Among the good economic and corporate news that cheered investors Thursday:

• China's purchasing managers' index — a gauge of business sentiment — rose to 50.3 in July from 50.1 in June. Analysts had expected a modest decline below 50.

• The Labor Department said Americans applying for unemployment benefits fell 19,000 to 326,000 — the fewest since January 2008, one month after the Great Recession started in December 2007.

• The yield on the 10-year Treasury note rose sharply, to 2.72 percent from 2.58 percent late Wednesday. That means investors were selling U.S. government debt securities, possibly over fears that rates will go higher as the economy strengthens. When yields rise, the value of bonds falls.

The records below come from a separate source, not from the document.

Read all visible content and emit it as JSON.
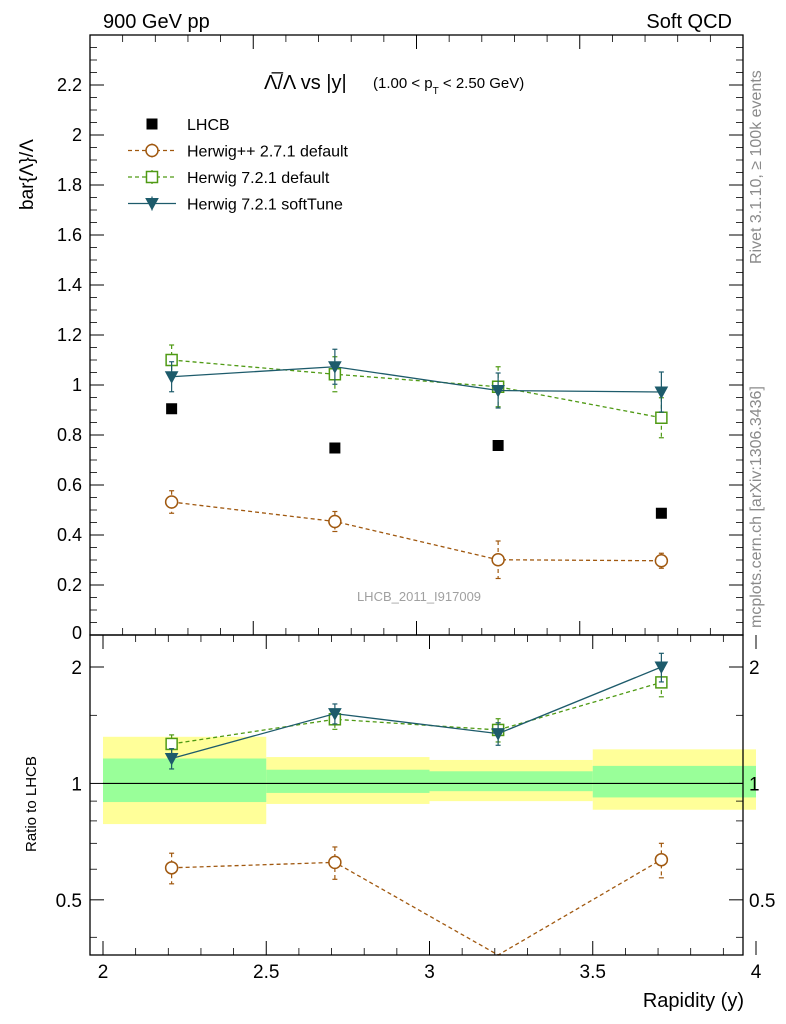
{
  "header": {
    "left": "900 GeV pp",
    "right": "Soft QCD"
  },
  "side_labels": {
    "rivet": "Rivet 3.1.10, ≥ 100k events",
    "mcplots": "mcplots.cern.ch [arXiv:1306.3436]"
  },
  "chart_data": [
    {
      "type": "scatter",
      "title_main": "Λ̅/Λ vs |y|",
      "title_sub": "(1.00 < p",
      "title_sub_T": "T",
      "title_sub_end": " < 2.50 GeV)",
      "ylabel": "bar{Λ}/Λ",
      "watermark": "LHCB_2011_I917009",
      "xlim": [
        2,
        4
      ],
      "ylim": [
        0,
        2.4
      ],
      "yticks": [
        0.2,
        0.4,
        0.6,
        0.8,
        1,
        1.2,
        1.4,
        1.6,
        1.8,
        2,
        2.2
      ],
      "ytick_labels": [
        "0.2",
        "0.4",
        "0.6",
        "0.8",
        "1",
        "1.2",
        "1.4",
        "1.6",
        "1.8",
        "2",
        "2.2"
      ],
      "y_zero_label": "0",
      "legend_position": "top-left",
      "x": [
        2.25,
        2.75,
        3.25,
        3.75
      ],
      "series": [
        {
          "name": "LHCB",
          "style": "data",
          "color": "#000000",
          "values": [
            0.905,
            0.748,
            0.758,
            0.487
          ],
          "err": [
            0,
            0,
            0,
            0
          ]
        },
        {
          "name": "Herwig++ 2.7.1 default",
          "style": "circle",
          "color": "#a0580f",
          "values": [
            0.532,
            0.454,
            0.301,
            0.297
          ],
          "err": [
            0.045,
            0.04,
            0.075,
            0.03
          ]
        },
        {
          "name": "Herwig 7.2.1 default",
          "style": "square",
          "color": "#4f9a14",
          "values": [
            1.1,
            1.043,
            0.993,
            0.869
          ],
          "err": [
            0.06,
            0.07,
            0.08,
            0.08
          ]
        },
        {
          "name": "Herwig 7.2.1 softTune",
          "style": "triangle",
          "color": "#1d5b6b",
          "values": [
            1.033,
            1.073,
            0.978,
            0.972
          ],
          "err": [
            0.06,
            0.07,
            0.07,
            0.08
          ]
        }
      ]
    },
    {
      "type": "scatter",
      "ylabel": "Ratio to LHCB",
      "xlabel": "Rapidity (y)",
      "xlim": [
        2,
        4
      ],
      "ylim": [
        0.36,
        2.42
      ],
      "log_y": true,
      "xticks": [
        2,
        2.5,
        3,
        3.5,
        4
      ],
      "xtick_labels": [
        "2",
        "2.5",
        "3",
        "3.5",
        "4"
      ],
      "yticks": [
        0.5,
        1,
        2
      ],
      "ytick_labels": [
        "0.5",
        "1",
        "2"
      ],
      "bands": [
        {
          "x0": 2.0,
          "x1": 2.5,
          "inner": [
            0.895,
            1.16
          ],
          "outer": [
            0.785,
            1.32
          ]
        },
        {
          "x0": 2.5,
          "x1": 3.0,
          "inner": [
            0.945,
            1.085
          ],
          "outer": [
            0.885,
            1.17
          ]
        },
        {
          "x0": 3.0,
          "x1": 3.5,
          "inner": [
            0.955,
            1.075
          ],
          "outer": [
            0.9,
            1.15
          ]
        },
        {
          "x0": 3.5,
          "x1": 4.0,
          "inner": [
            0.92,
            1.11
          ],
          "outer": [
            0.855,
            1.225
          ]
        }
      ],
      "x": [
        2.25,
        2.75,
        3.25,
        3.75
      ],
      "series": [
        {
          "name": "Herwig++ 2.7.1 default",
          "style": "circle",
          "color": "#a0580f",
          "values": [
            0.605,
            0.625,
            0.345,
            0.635
          ],
          "err": [
            0.055,
            0.06,
            0.0,
            0.065
          ]
        },
        {
          "name": "Herwig 7.2.1 default",
          "style": "square",
          "color": "#4f9a14",
          "values": [
            1.265,
            1.465,
            1.375,
            1.825
          ],
          "err": [
            0.07,
            0.085,
            0.095,
            0.15
          ]
        },
        {
          "name": "Herwig 7.2.1 softTune",
          "style": "triangle",
          "color": "#1d5b6b",
          "values": [
            1.16,
            1.515,
            1.345,
            2.0
          ],
          "err": [
            0.07,
            0.09,
            0.09,
            0.17
          ]
        }
      ]
    }
  ]
}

Among stocks making big moves:

• Sprouts Farmers Markets more than doubled on the company's first day of trading, jumping $22.11 to $40.11 — another sign that investors are becoming more comfortable taking on risk.

• Yelp soared $9.70, or 23.2 percent, to $51.50. The consumer review website continued to lose money in its latest quarter, but it sold more ads and drew more visitors.

• Exxon Mobil fell $1.02, or 1.1 percent, to $92.73, after reporting lower earnings as oil and gas production slipped. Profit margins on refining oil also fell.

No news is

good news

The market's sharp advance Thursday was a stark contrast with the previous two days, when the S&P 500 moved less than a point each day. Tuesday, investors didn't want to make big moves ahead of the Federal Reserve's policy announcement the next day. Wednesday, the Fed didn't make much news after all. The central bank said, unsurprisingly, that the U.S. economy was recovering but still needed help. The Fed didn't give any indication of when it might cut back on its bond-buying program.